Thursday, June 28, 2018

Kazan Must Stop Lying to Tatar People and Fight for Their Sovereignty, Bayramova Says


Paul Goble

            Staunton, June 28 – Fawzie Bayramova, a longtime Kazan Tatar activist, says that the leaders of Tatarstan must stop lying about how much of the nation’s future is being lost and instead start the process of doing whatever is necessary to preserve it for future generations. “It’s time to tell the truth!”

            In impassioned terms in a Tatar-language essay for Radio Liberty’s Tatar-Bashkir Service, she says that the Duma’s approval on first reading of the draft law on non-Russian languages, one that embodies Vladimir Putin’s that the study of all languages except Russian be voluntary threatens the Tatars as a people (azatliq.org/a/29315624.html).

                This measure like much else that Moscow has done, Bayramova continues, will destroy the nation’s language and thus its vital essence. The bill says parents are free to choose which language their children will study in but that is a fraud that the Russian government is perpetrating on the Tatars and all other non-Russians.

            As long as the state examinations students must take and pass to get into universities, parents will “naturally choose that language for their children,” the activist says. “And if they do choose to have their children study Russian as their native language for the sake of the children’s future, there is little hope they will give any proper ethnic upbringing within the family either.

            Teachers will follow the same principle “now not only in the major cities but also in Tatar villages all for the sake of these examinations.” Indeed, in most places, all disciplines are being taught in Russian. Last fall, federal prosecutors trampled on the Tatar language. Now, the nation’s language will be “destroyed with the help of the law.”

            With the disappearance of the language, Tatarstan’s literary heritage and culture which have roots going back a millennium “will also disappear. The Tatar-language media will disappear. Only educational institutions can teach children to read, write and think in their native language.”

            If anyone wants to see what fate awaits the Tatar language and the Tatar nation in the near future, Bayramova continues, visit Tatar villages in the Urals. There, people under 60 cannot read and write in Tatar because there were no Tatar-language schools for them when they were younger. And ethnic intermarriage now stands at 80 to 90 percent.

            Once Tatar has been destroyed so too will the nation, she says. After a generation or to, the Tatars will be assimilated into the Russian nation and will never be able to escape. Still worse, they will become mankurts with no religion and no language who will be easy pickings for the Russians – or the Chinese.

                Faced with this horrific prospect, the longtime activist continues, there are four things the leaders of Tatarstan must do and that all those who care about the survival of the Tatar language and the Tatar nation must support.

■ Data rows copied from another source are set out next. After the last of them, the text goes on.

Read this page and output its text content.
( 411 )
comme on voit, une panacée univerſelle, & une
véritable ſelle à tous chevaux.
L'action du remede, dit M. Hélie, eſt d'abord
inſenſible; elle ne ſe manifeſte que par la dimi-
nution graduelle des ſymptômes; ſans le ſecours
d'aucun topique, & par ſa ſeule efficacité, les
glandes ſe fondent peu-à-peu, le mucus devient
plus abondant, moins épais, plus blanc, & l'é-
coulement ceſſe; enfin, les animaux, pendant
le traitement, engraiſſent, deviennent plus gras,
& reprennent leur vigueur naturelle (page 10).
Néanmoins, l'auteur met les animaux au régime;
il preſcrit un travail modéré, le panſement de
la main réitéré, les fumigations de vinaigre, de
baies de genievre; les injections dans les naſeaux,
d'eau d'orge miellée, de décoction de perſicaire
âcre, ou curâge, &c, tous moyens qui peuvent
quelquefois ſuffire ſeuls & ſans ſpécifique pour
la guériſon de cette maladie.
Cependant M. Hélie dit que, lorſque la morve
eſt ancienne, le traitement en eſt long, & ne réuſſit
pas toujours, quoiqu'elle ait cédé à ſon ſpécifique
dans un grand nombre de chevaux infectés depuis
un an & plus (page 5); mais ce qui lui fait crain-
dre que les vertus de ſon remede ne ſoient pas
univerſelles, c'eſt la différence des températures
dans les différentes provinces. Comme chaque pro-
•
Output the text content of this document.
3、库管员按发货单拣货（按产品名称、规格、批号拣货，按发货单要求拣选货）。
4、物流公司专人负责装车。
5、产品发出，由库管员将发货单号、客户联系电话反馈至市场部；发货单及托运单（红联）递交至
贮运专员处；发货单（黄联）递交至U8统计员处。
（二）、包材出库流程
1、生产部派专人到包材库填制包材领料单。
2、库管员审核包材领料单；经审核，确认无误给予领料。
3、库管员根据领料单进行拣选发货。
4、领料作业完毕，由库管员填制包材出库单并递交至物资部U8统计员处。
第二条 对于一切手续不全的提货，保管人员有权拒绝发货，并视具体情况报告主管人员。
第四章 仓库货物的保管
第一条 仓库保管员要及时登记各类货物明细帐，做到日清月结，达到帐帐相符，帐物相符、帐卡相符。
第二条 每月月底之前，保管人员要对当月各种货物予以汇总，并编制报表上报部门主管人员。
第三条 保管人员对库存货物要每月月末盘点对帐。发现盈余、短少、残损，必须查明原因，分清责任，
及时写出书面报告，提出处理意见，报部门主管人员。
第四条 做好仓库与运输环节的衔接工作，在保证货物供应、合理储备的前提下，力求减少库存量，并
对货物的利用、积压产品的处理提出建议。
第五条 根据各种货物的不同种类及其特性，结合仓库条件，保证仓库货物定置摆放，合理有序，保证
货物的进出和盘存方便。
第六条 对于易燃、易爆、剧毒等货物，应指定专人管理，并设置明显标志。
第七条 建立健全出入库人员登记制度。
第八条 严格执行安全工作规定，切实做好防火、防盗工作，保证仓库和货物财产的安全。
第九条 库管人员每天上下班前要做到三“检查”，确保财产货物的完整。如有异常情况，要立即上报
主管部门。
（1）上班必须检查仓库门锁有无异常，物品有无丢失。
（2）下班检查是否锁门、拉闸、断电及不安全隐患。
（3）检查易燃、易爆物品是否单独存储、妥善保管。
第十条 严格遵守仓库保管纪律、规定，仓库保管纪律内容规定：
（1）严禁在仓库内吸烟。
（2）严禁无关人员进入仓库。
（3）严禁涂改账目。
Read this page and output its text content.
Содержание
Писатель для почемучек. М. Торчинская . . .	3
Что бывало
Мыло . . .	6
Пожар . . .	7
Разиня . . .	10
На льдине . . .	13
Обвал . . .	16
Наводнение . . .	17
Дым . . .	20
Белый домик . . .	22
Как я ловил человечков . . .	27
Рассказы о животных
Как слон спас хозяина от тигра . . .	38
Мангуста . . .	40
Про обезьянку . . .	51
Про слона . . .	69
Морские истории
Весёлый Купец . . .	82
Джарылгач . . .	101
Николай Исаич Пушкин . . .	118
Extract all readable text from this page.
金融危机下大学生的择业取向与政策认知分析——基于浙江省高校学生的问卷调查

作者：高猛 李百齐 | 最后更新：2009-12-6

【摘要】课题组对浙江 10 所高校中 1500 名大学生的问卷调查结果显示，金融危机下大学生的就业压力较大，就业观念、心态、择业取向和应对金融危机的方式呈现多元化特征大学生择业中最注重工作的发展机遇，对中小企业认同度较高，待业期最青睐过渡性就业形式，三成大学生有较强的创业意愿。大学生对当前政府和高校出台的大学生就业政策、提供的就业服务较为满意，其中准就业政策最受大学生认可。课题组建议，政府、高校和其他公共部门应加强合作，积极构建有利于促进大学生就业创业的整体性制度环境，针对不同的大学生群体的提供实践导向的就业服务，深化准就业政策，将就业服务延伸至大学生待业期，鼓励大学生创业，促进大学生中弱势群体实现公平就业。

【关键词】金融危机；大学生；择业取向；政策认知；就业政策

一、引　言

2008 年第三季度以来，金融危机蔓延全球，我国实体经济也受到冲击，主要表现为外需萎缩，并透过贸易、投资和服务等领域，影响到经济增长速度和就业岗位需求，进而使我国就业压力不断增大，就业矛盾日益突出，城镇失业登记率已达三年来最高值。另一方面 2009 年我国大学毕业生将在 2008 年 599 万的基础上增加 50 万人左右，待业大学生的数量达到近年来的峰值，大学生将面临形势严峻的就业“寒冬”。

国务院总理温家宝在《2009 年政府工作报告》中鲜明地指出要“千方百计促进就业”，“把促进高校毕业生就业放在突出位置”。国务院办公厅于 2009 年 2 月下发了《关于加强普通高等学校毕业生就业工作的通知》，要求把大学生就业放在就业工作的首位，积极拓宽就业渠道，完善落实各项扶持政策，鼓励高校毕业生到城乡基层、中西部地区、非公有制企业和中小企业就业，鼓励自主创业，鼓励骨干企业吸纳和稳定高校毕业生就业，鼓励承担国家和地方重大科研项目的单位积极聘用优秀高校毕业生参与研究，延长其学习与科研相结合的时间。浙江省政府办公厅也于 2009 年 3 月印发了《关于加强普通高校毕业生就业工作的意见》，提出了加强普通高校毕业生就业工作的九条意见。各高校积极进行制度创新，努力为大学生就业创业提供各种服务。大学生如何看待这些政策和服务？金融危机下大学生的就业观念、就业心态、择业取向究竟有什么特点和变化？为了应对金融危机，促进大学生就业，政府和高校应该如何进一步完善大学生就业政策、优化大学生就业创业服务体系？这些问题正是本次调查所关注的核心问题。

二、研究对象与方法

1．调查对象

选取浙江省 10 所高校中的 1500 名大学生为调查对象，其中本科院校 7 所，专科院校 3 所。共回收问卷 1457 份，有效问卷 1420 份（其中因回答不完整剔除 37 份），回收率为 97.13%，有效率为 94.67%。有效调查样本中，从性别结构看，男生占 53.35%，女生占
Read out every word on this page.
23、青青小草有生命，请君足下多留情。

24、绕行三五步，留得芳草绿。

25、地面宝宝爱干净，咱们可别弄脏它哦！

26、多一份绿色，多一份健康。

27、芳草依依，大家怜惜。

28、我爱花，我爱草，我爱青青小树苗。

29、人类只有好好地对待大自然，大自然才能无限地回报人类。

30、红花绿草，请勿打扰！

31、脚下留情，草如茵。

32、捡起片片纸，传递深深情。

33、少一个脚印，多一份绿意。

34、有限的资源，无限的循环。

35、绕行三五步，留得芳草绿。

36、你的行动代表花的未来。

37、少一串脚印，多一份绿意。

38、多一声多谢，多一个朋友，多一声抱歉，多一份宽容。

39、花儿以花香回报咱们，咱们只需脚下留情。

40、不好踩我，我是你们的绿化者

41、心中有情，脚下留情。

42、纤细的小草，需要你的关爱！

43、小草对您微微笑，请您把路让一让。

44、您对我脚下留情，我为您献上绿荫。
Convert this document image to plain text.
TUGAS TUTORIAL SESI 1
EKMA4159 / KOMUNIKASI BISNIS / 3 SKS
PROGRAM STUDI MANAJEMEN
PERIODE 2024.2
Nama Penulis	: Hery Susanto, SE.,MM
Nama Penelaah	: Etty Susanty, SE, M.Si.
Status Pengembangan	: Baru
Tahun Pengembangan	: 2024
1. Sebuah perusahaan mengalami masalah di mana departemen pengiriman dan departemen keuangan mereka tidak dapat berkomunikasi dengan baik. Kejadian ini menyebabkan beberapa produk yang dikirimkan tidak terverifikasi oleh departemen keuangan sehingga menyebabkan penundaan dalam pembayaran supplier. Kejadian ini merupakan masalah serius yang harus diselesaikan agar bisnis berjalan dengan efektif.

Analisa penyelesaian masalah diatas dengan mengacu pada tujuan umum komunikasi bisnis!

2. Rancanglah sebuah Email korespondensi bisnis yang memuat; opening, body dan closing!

            First, the leaders in Kazan must tell the truth. This must be state policy now. “We mustn’t allow ourselves to be distracted with athletic competitions and allow the nation to disappear in a melting pot. Today, people are kicking soccer balls; tomorrow, they will be kicking our heads.” To fail to speak out now is a betrayal of the Tatars.

            Second, Kazan must dispatch its most senior leaders, including Shaimiyev and Minnikhanov to Moscow to try to talk their Russian counterparts out of adopting this law.  They and others should stop all talk about the possibility of amendments. There won’t be any that make any significant change in Putin’s radical assimilationist policies.

            Third, all Tatars, including officials and ordinary members of the nation, need to recognize that what Moscow has no plans to retreat. It will push and push and push. Tatars need to resist with all their might. They have no place to retreat either; and Kazan must be honest enough to say that publicly.

            And fourth, Bayramova says, Tatarstan should be reminding the world and its most important institutions that the republic’s sovereignty declaration was approved by 62 percent of its people in a referendum. Groups like the World Tatar Congress and the Shura must take the lead to defend the nation at this international level.

            Indeed, she concludes, the Tatar national movement must now work to prepare Tatars for the building of a sovereign state “because a nation without statehood will never be able to live freely. Russia’s five-century-long genocide against the Tatars provides clear evidence of that. Tatarstan’s leaders and peoples must remember this and take urgent measures now.”